Will FPL shine new light on US order routing?

Institutional investors may gain easy access to a bonanza of equities execution data as the Americas buy-side execution working group of standards body FIX Protocol Limited examined whether to adapt its messaging protocol and execution venue reporting guidelines to support data on where orders were routed, but not filled.

Institutional investors may gain easy access to a bonanza of equities execution data as the Americas buy-side execution working group of standards body FIX Protocol Limited (FPL) examined whether to adapt its messaging protocol and execution venue reporting guidelines to support data on where orders were routed, but not filled. 

The FIX protocol's three current messaging tags define: whether a trade was a principal or agency trade; on which market it was executed; and whether the trade added liquidity, removed liquidity, was routed out or took part in an auction (tags 29, 30 and 851 respectively).

By analysing sub-order routing data, buy-side firms could better grade the performance of individual trading algorithms and venues and eliminate the poorest performer, says David Lewis, head trader for US stocks at Franklin Templeton Investments (FTI).

"The idea sounds good conceptually," agrees Brian Lees, co-chair of the FPL working group and manager of application development at The Capital Group Companies. "But when it gets down to the details, you have to be careful for what you ask."

Of devils and details

The FPL working group has been investigating issues relating to how buy-side firms might handle the additional data volume and whether brokers would be willing to provide it since its February meeting where Barclays presented work it had been doing with leading institutional investors like FTI, Putnam Investments and Wellington Management since the summer of 2012.

"We have a working group of approximately 20 buy-side firms," says Linda Giordano, director of equities at Barclays. "Member firms are different sizes, but they all want to answer this question about the footprints their trades leave."

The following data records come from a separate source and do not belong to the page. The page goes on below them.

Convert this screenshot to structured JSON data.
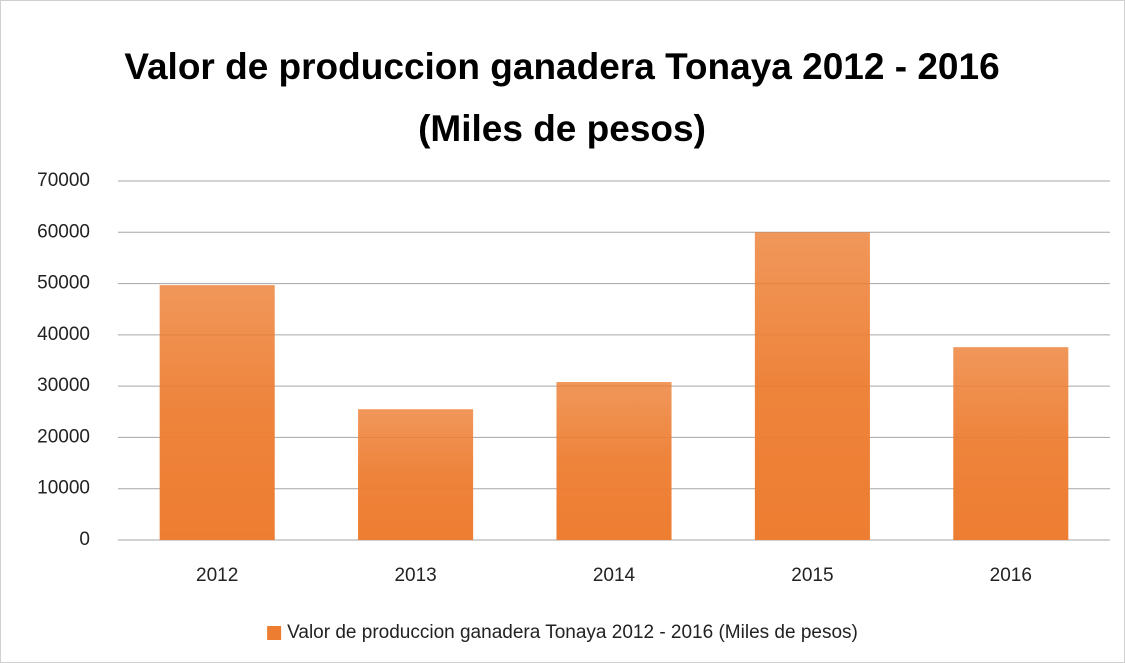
{
  "chart_data": {
    "type": "bar",
    "title": "Valor de produccion ganadera Tonaya 2012 - 2016 (Miles de pesos)",
    "categories": [
      "2012",
      "2013",
      "2014",
      "2015",
      "2016"
    ],
    "series": [
      {
        "name": "Valor de produccion ganadera Tonaya 2012 - 2016 (Miles de pesos)",
        "color": "#ed7d31",
        "values": [
          49700,
          25500,
          30800,
          60000,
          37600
        ]
      }
    ],
    "ylim": [
      0,
      70000
    ],
    "yticks": [
      0,
      10000,
      20000,
      30000,
      40000,
      50000,
      60000,
      70000
    ],
    "grid": true,
    "legend": "bottom"
  }
}
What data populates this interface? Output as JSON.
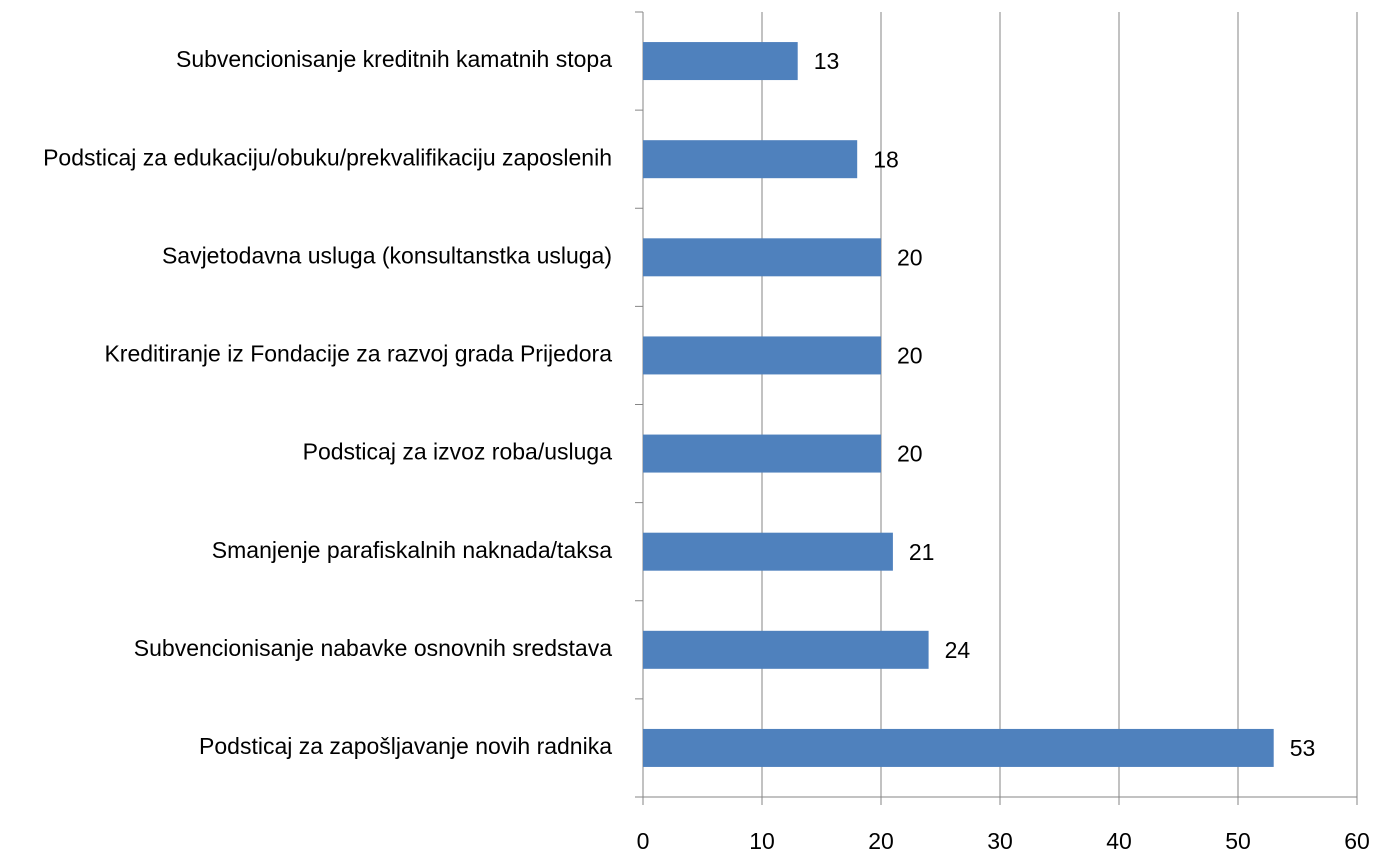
{
  "chart_data": {
    "type": "barh",
    "categories": [
      "Subvencionisanje kreditnih kamatnih stopa",
      "Podsticaj za edukaciju/obuku/prekvalifikaciju zaposlenih",
      "Savjetodavna usluga (konsultanstka usluga)",
      "Kreditiranje iz Fondacije za razvoj grada Prijedora",
      "Podsticaj za izvoz roba/usluga",
      "Smanjenje parafiskalnih naknada/taksa",
      "Subvencionisanje nabavke osnovnih sredstava",
      "Podsticaj za zapošljavanje novih radnika"
    ],
    "values": [
      13,
      18,
      20,
      20,
      20,
      21,
      24,
      53
    ],
    "color": "#4f81bd",
    "xlim": [
      0,
      60
    ],
    "xticks": [
      0,
      10,
      20,
      30,
      40,
      50,
      60
    ],
    "grid": true
  }
}
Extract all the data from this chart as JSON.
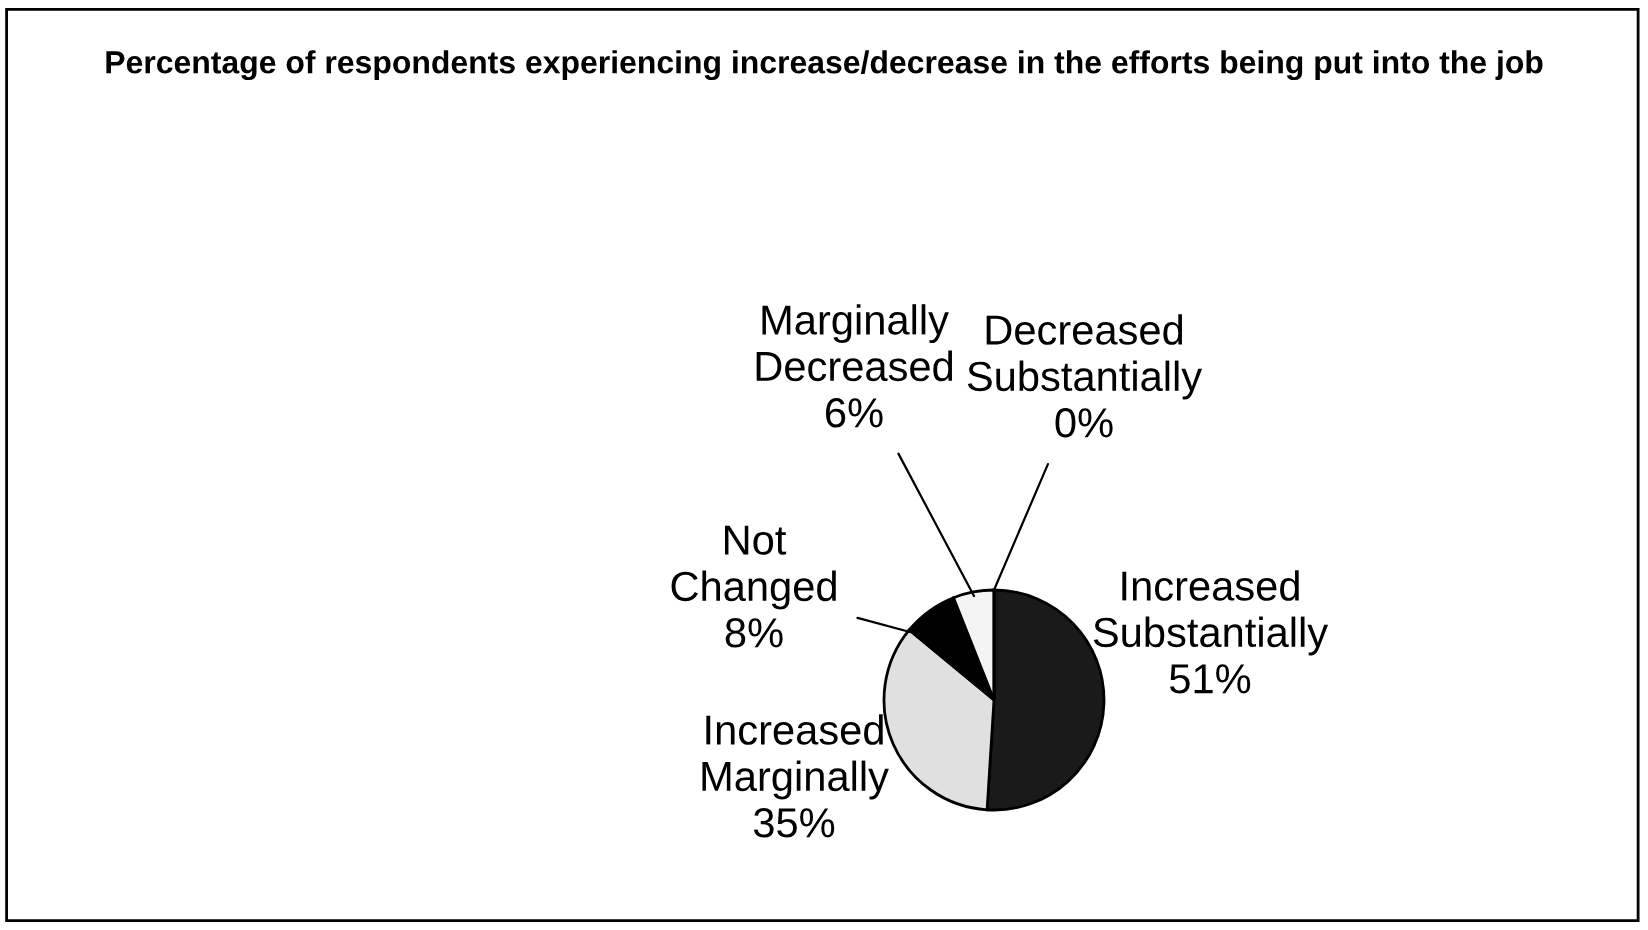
{
  "chart_data": {
    "type": "pie",
    "title": "Percentage of respondents experiencing increase/decrease in the efforts being put into the job",
    "categories": [
      "Increased Substantially",
      "Increased Marginally",
      "Not Changed",
      "Marginally Decreased",
      "Decreased Substantially"
    ],
    "values": [
      51,
      35,
      8,
      6,
      0
    ],
    "value_labels": [
      "51%",
      "35%",
      "8%",
      "6%",
      "0%"
    ],
    "colors": [
      "#1a1a1a",
      "#e0e0e0",
      "#000000",
      "#f4f4f4",
      "#ffffff"
    ],
    "legend": false
  }
}
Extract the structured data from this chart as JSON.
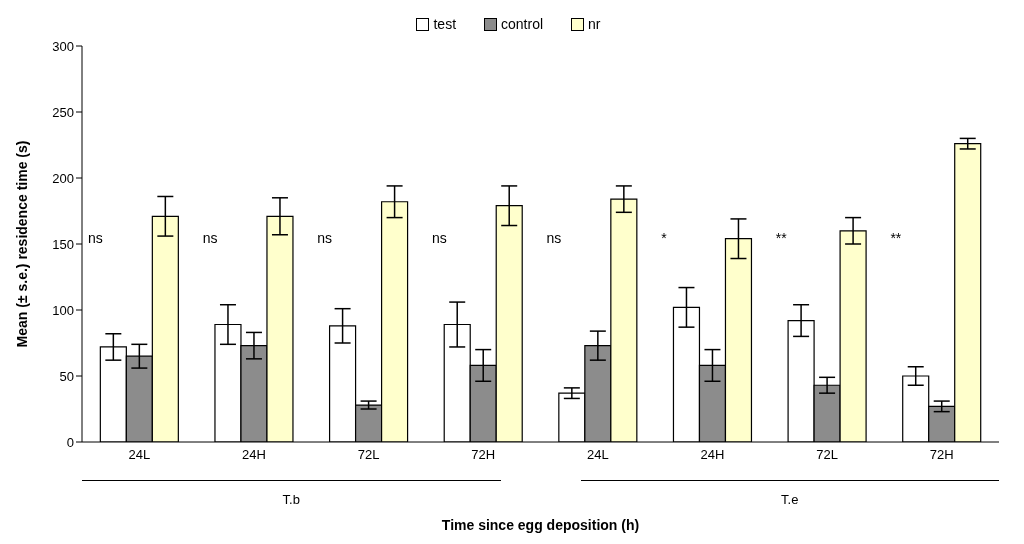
{
  "chart_data": {
    "type": "bar",
    "xlabel": "Time since egg deposition (h)",
    "ylabel": "Mean (± s.e.) residence time (s)",
    "categories": [
      "24L",
      "24H",
      "72L",
      "72H",
      "24L",
      "24H",
      "72L",
      "72H"
    ],
    "series": [
      {
        "name": "test",
        "color": "#ffffff",
        "values": [
          72,
          89,
          88,
          89,
          37,
          102,
          92,
          50
        ],
        "errors": [
          10,
          15,
          13,
          17,
          4,
          15,
          12,
          7
        ]
      },
      {
        "name": "control",
        "color": "#8c8c8c",
        "values": [
          65,
          73,
          28,
          58,
          73,
          58,
          43,
          27
        ],
        "errors": [
          9,
          10,
          3,
          12,
          11,
          12,
          6,
          4
        ]
      },
      {
        "name": "nr",
        "color": "#ffffcc",
        "values": [
          171,
          171,
          182,
          179,
          184,
          154,
          160,
          226
        ],
        "errors": [
          15,
          14,
          12,
          15,
          10,
          15,
          10,
          4
        ]
      }
    ],
    "ylim": [
      0,
      300
    ],
    "yticks": [
      0,
      50,
      100,
      150,
      200,
      250,
      300
    ],
    "grid": false,
    "legend": "top",
    "annotations": [
      "ns",
      "ns",
      "ns",
      "ns",
      "ns",
      "*",
      "**",
      "**",
      "T.b",
      "T.e"
    ]
  }
}
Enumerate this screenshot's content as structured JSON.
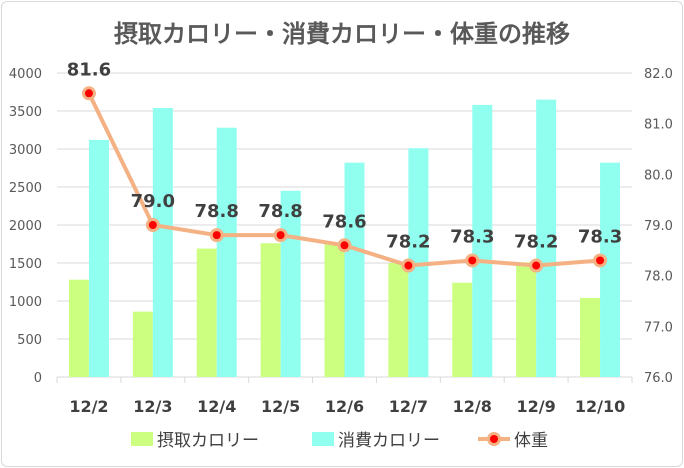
{
  "chart_data": {
    "type": "bar+line",
    "title": "摂取カロリー・消費カロリー・体重の推移",
    "categories": [
      "12/2",
      "12/3",
      "12/4",
      "12/5",
      "12/6",
      "12/7",
      "12/8",
      "12/9",
      "12/10"
    ],
    "series": [
      {
        "name": "摂取カロリー",
        "type": "bar",
        "axis": "left",
        "color": "#ccff80",
        "values": [
          1280,
          860,
          1690,
          1760,
          1760,
          1500,
          1240,
          1510,
          1040
        ]
      },
      {
        "name": "消費カロリー",
        "type": "bar",
        "axis": "left",
        "color": "#90fff0",
        "values": [
          3120,
          3540,
          3280,
          2450,
          2820,
          3010,
          3580,
          3650,
          2820
        ]
      },
      {
        "name": "体重",
        "type": "line",
        "axis": "right",
        "color": "#f4b183",
        "marker_color": "#ff0000",
        "values": [
          81.6,
          79.0,
          78.8,
          78.8,
          78.6,
          78.2,
          78.3,
          78.2,
          78.3
        ],
        "labels": [
          "81.6",
          "79.0",
          "78.8",
          "78.8",
          "78.6",
          "78.2",
          "78.3",
          "78.2",
          "78.3"
        ]
      }
    ],
    "ylim_left": [
      0,
      4000
    ],
    "yticks_left": [
      "0",
      "500",
      "1000",
      "1500",
      "2000",
      "2500",
      "3000",
      "3500",
      "4000"
    ],
    "ylim_right": [
      76.0,
      82.0
    ],
    "yticks_right": [
      "76.0",
      "77.0",
      "78.0",
      "79.0",
      "80.0",
      "81.0",
      "82.0"
    ],
    "grid": true,
    "legend": "bottom"
  }
}
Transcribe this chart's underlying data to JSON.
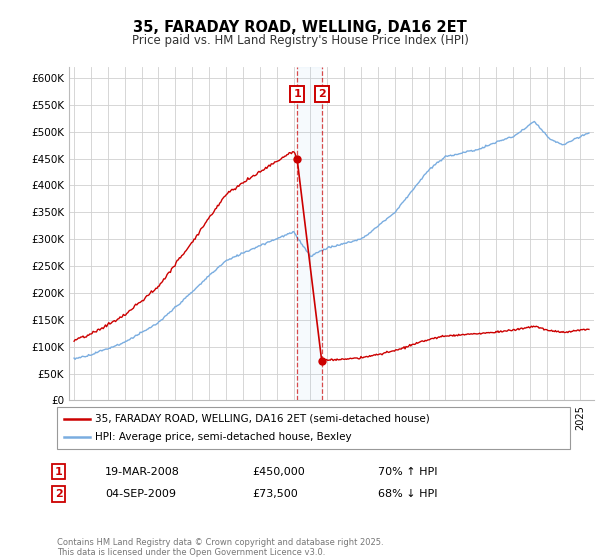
{
  "title": "35, FARADAY ROAD, WELLING, DA16 2ET",
  "subtitle": "Price paid vs. HM Land Registry's House Price Index (HPI)",
  "legend_line1": "35, FARADAY ROAD, WELLING, DA16 2ET (semi-detached house)",
  "legend_line2": "HPI: Average price, semi-detached house, Bexley",
  "transaction1_date": "19-MAR-2008",
  "transaction1_price": "£450,000",
  "transaction1_hpi": "70% ↑ HPI",
  "transaction1_year": 2008.21,
  "transaction1_value": 450000,
  "transaction2_date": "04-SEP-2009",
  "transaction2_price": "£73,500",
  "transaction2_hpi": "68% ↓ HPI",
  "transaction2_year": 2009.67,
  "transaction2_value": 73500,
  "ylim": [
    0,
    620000
  ],
  "yticks": [
    0,
    50000,
    100000,
    150000,
    200000,
    250000,
    300000,
    350000,
    400000,
    450000,
    500000,
    550000,
    600000
  ],
  "ytick_labels": [
    "£0",
    "£50K",
    "£100K",
    "£150K",
    "£200K",
    "£250K",
    "£300K",
    "£350K",
    "£400K",
    "£450K",
    "£500K",
    "£550K",
    "£600K"
  ],
  "hpi_color": "#7aade0",
  "price_color": "#cc0000",
  "background_color": "#ffffff",
  "grid_color": "#d0d0d0",
  "footer": "Contains HM Land Registry data © Crown copyright and database right 2025.\nThis data is licensed under the Open Government Licence v3.0.",
  "xlim_start": 1994.7,
  "xlim_end": 2025.8
}
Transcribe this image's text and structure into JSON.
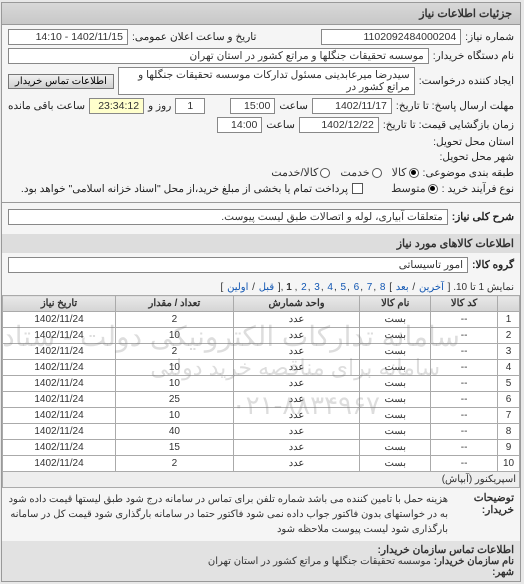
{
  "panel": {
    "title": "جزئیات اطلاعات نیاز"
  },
  "header": {
    "labels": {
      "need_no": "شماره نیاز:",
      "announce": "تاریخ و ساعت اعلان عمومی:",
      "buyer_org": "نام دستگاه خریدار:",
      "requester": "ایجاد کننده درخواست:",
      "contact_btn": "اطلاعات تماس خریدار",
      "deadline_send": "مهلت ارسال پاسخ: تا تاریخ:",
      "time_lbl": "ساعت",
      "remaining": "ساعت باقی مانده",
      "day_and": "روز و",
      "price_deadline": "زمان بازگشایی قیمت: تا تاریخ:",
      "delivery_state": "استان محل تحویل:",
      "delivery_city": "شهر محل تحویل:",
      "category": "طبقه بندی موضوعی:",
      "goods": "کالا",
      "service": "خدمت",
      "goods_service": "کالا/خدمت",
      "buy_process": "نوع فرآیند خرید :",
      "mid": "متوسط",
      "buy_process_note": "پرداخت تمام یا بخشی از مبلغ خرید،از محل \"اسناد خزانه اسلامی\" خواهد بود."
    },
    "values": {
      "need_no": "1102092484000204",
      "announce": "1402/11/15 - 14:10",
      "buyer_org": "موسسه تحقیقات جنگلها و مراتع کشور در استان تهران",
      "requester": "سیدرضا میرعابدینی مسئول تدارکات موسسه تحقیقات جنگلها و مراتع کشور در",
      "deadline_date": "1402/11/17",
      "deadline_time": "15:00",
      "remaining_days": "1",
      "remaining_time": "23:34:12",
      "price_date": "1402/12/22",
      "price_time": "14:00"
    }
  },
  "need_subject": {
    "label": "شرح کلی نیاز:",
    "value": "متعلقات آبیاری، لوله و اتصالات طبق لیست پیوست."
  },
  "goods_section": {
    "title": "اطلاعات کالاهای مورد نیاز",
    "group_label": "گروه کالا:",
    "group_value": "امور تاسیساتی"
  },
  "pager": {
    "prefix": "نمایش 1 تا 10. [ ",
    "last": "آخرین",
    "next": "بعد",
    "pages": [
      "8",
      "7",
      "6",
      "5",
      "4",
      "3",
      "2"
    ],
    "current": "1",
    "prev": "قبل",
    "first": "اولین",
    "suffix": " ]"
  },
  "table": {
    "headers": {
      "idx": "",
      "code": "کد کالا",
      "name": "نام کالا",
      "unit": "واحد شمارش",
      "qty": "تعداد / مقدار",
      "date": "تاریخ نیاز",
      "action": "اسپریکنور (آبپاش)"
    },
    "rows": [
      {
        "i": "1",
        "code": "--",
        "name": "بست",
        "unit": "عدد",
        "qty": "2",
        "date": "1402/11/24"
      },
      {
        "i": "2",
        "code": "--",
        "name": "بست",
        "unit": "عدد",
        "qty": "10",
        "date": "1402/11/24"
      },
      {
        "i": "3",
        "code": "--",
        "name": "بست",
        "unit": "عدد",
        "qty": "2",
        "date": "1402/11/24"
      },
      {
        "i": "4",
        "code": "--",
        "name": "بست",
        "unit": "عدد",
        "qty": "10",
        "date": "1402/11/24"
      },
      {
        "i": "5",
        "code": "--",
        "name": "بست",
        "unit": "عدد",
        "qty": "10",
        "date": "1402/11/24"
      },
      {
        "i": "6",
        "code": "--",
        "name": "بست",
        "unit": "عدد",
        "qty": "25",
        "date": "1402/11/24"
      },
      {
        "i": "7",
        "code": "--",
        "name": "بست",
        "unit": "عدد",
        "qty": "10",
        "date": "1402/11/24"
      },
      {
        "i": "8",
        "code": "--",
        "name": "بست",
        "unit": "عدد",
        "qty": "40",
        "date": "1402/11/24"
      },
      {
        "i": "9",
        "code": "--",
        "name": "بست",
        "unit": "عدد",
        "qty": "15",
        "date": "1402/11/24"
      },
      {
        "i": "10",
        "code": "--",
        "name": "بست",
        "unit": "عدد",
        "qty": "2",
        "date": "1402/11/24"
      }
    ],
    "watermark_line1": "سامانه تدارکات الکترونیکی دولت - ستاد ایران",
    "watermark_line2": "سامانه برای مناقصه خرید دولتی",
    "watermark_line3": "۰۲۱-۸۸۳۴۹۶۷"
  },
  "notes": {
    "label": "توضیحات خریدار:",
    "text": "هزینه حمل با تامین کننده می باشد شماره تلفن برای تماس در سامانه درج شود طبق لیستها قیمت داده شود به در خواستهای بدون فاکتور جواب داده نمی شود فاکتور حتما در سامانه بارگذاری شود قیمت کل در سامانه بارگذاری شود لیست پیوست ملاحظه شود"
  },
  "footer": {
    "title": "اطلاعات تماس سازمان خریدار:",
    "org_label": "نام سازمان خریدار:",
    "org_value": "موسسه تحقیقات جنگلها و مراتع کشور در استان تهران",
    "city_label": "شهر:"
  }
}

Everyone involved in the discussion acknowledge that the buy-side will receive a significant amount of added execution data than they currently receive, but no one knows how much more it will be.

Jeff Alexander, director of equities at Barclays, estimates that the ratio between routed orders and their fills could range from 0.5:1 to 1.5:1, "which is a very rough estimate".

FTI's Lewis, on the other hand, estimates a ratio somewhere between 5:1 and 10:1, based on his experience. 

Other new data elements up for inclusion in FIX protocol include algorithm names, level of aggressiveness and original routing destinations, but Alexander insists the FIX message will also need to include a snapshot of when the trader or smart order router decided where to route the order.

Few institutional investors have the resources to marry their broker execution reports with their own market data feed, he explains. "It's tremendously expensive."

Even if institutional investors relied their broker for market data, processing the data is not without costs.

"If the brokers sent all the sub-second ping messages into our systems using the FIX protocol, I'm not sure if we could handle it," says Lewis. "It would be great to receive that data and analyse it, but we would probably have to receive it in some sort of batch file."

This has not stopped FTI's plan to buy a complex event processing (CEP) platform to mine its sub-order routing data in real time.

Smaller buy-side institutions with limited IT budgets likely will receive the same data in an end-of-day batch file.

All of this might be moot if the broker community decides not to provide data.

Many brokers have trepidations, says FPL's Lees. "They are concerned that third parties could deconstruct their trading algorithms by looking at where they routed trades but didn't get a fill."

For global brokers like Barclays providing such data is not a problem as long as it can be done in a standard format, according to Barclays' Giordano. Her firm has been providing sub-routing data to certain clients in what she says is an interim fashion.

Support network

If the project goes ahead, FPL can provide support by adding message types to the existing protocol and releasing them via a future extension pack or repurpose existing message types to support new data.

'Hacking' the protocol could lead to faster deliverables and quicker adoption, but only firms with flexible order and execution management systems would be able to take advantage of it, according to Barclays' Alexander. Firms that use third-party platforms would need to wait until their vendors rolled out support.

Giordano describes the current conversation between external parties and the FPL working groups on these points as "fluid".

The next step for the FPL working group is to preform a case study in which Barclays provides each working group member with the sub-order data related to various representative trades made by their firms and discuss them at the next working group meeting slated for later this month, according to Lees.